Trapaceiros em world tour
São vários os elementos ou características que nos facilmente identificam M. Night Shyamalan numa espécie de autor “perdido” do cinema de género; da recorrência temática da fé, a teatralidade do horror incutido ou dos constantes planos-perspectivas que seguem a ação com perigosa cautela. Na chegada deste “Trap”, somos ‘atropelados’ a um jogo duplo de uma das outras marcas autorais do seu cinema, o constante hino à paternidade.
O trailer, lançado à meses, deixava no ar o dilema, num abalado concerto de uma popstar, Lady Raven (interpretada e performada pela filha de Shyamalan, Saleka), olhamos de perto para um pai e a sua filha adolescente, a jovem de brilho encantatório perante uma fantasia pueril concretizada - a de assistir ao espetáculo da sua estrela-ídolo - e do outro, um homem na oportunidade de fortalecer laços afetivos com o seu “rebento”. Só que o concerto é um embuste musicado (há constantes paralelismos com o fenómeno da Taylor Swift), uma armadilha para capturar, por fim, um perigoso serial-killer cognominado de The Butcher, esse, que sem segredos é o protagonista, o tal progenitor. Shyamalan aposta nesta premissa o constantemente invocado “Un condamné à mort s'est échappé” (Bresson, 1956), enquanto nós, espectadores, cientes da má índole e vilania do “heroi”, somos desafiados em torcer pela sua fuga, testemunhando a sua criatividade ao encená-lo num plano perfeito e “sem espinhas”.

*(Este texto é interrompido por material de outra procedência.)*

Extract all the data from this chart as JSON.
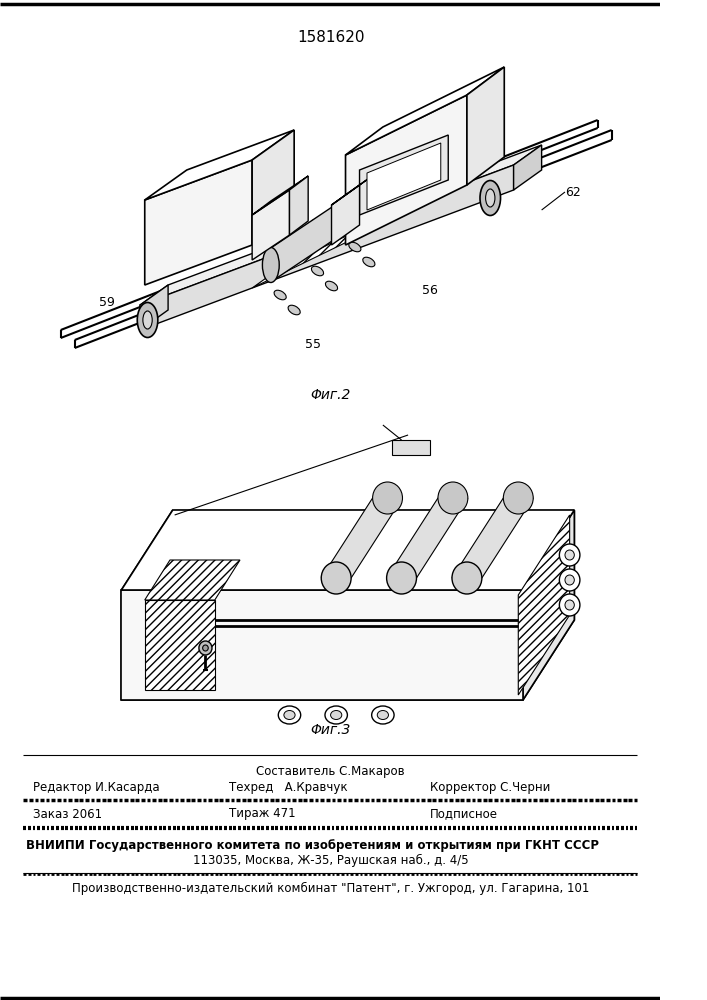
{
  "patent_number": "1581620",
  "fig2_label": "Φиг.2",
  "fig3_label": "Φиг.3",
  "footer_line1_center_top": "Составитель С.Макаров",
  "footer_line1_left": "Редактор И.Касарда",
  "footer_line1_center": "Техред   А.Кравчук",
  "footer_line1_right": "Корректор С.Черни",
  "footer_line2_left": "Заказ 2061",
  "footer_line2_center": "Тираж 471",
  "footer_line2_right": "Подписное",
  "footer_line3": "ВНИИПИ Государственного комитета по изобретениям и открытиям при ГКНТ СССР",
  "footer_line4": "113035, Москва, Ж-35, Раушская наб., д. 4/5",
  "footer_line5": "Производственно-издательский комбинат \"Патент\", г. Ужгород, ул. Гагарина, 101",
  "bg_color": "#ffffff",
  "text_color": "#000000"
}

A câmara, como é da bitola shyamalaniana, incorpora esse olhar do fugitivo-encurralado, cismado pelos corredores vigiados por forças de seguranças e pelos constantes obstáculos que lhe vão surgindo, um hipotético panóptico foucaultiano, o pensamento do protagonista consolida com a do espectador, este mantém ao nível de reflexão do mesmo. É um exercício, ora esplendoroso na encenação - o filme assume como um gigantesco espéctaculo de música pop - e por sua vez reduzido a esse thriller de tendências B, com um regressado Josh Harnett a indiciar os avanços de Shyamalan naquele que fora um dos calcanhares de Aquiles (a direção de atores). É então que vemos esse gesto escondido, a de um pai (o do próprio realizador) a fornecer à sua filha o seu desejo realizado, enquanto expõe a ambiguidade dessa trama de relações e relações.
Contudo, o filme tende em ter um segundo ato em que troca de protagonismo, e deixa para trás o “jogo rato-e-gato” ali pomposamente orquestrado. Recordá-nos Wes Craven em momentos, nesse cansaço que é de persistir num só template, com isto ajoelhar-se no seu cognome e reputação, seguir e bajular um plot twist. Salienta-se que “Trap” não foi exibido à imprensa, que segundo se trovoa, como salvaguarda das surpresas encavalitadas que o filme obtém, encostando assim Shyamalan às estratagemas mercantis que Hitchcock executara tempos antes.
Pois, parece que não é na manutenção do “suspense” que o realizador influenciou-se no mestre. Em nome do twist, da reviravolta, ao género de autor, com riscos e arrojos, só por isso, “Trap” vale o interesse, as suas imperfeições soam-nos a testes no tempo e para o tempo.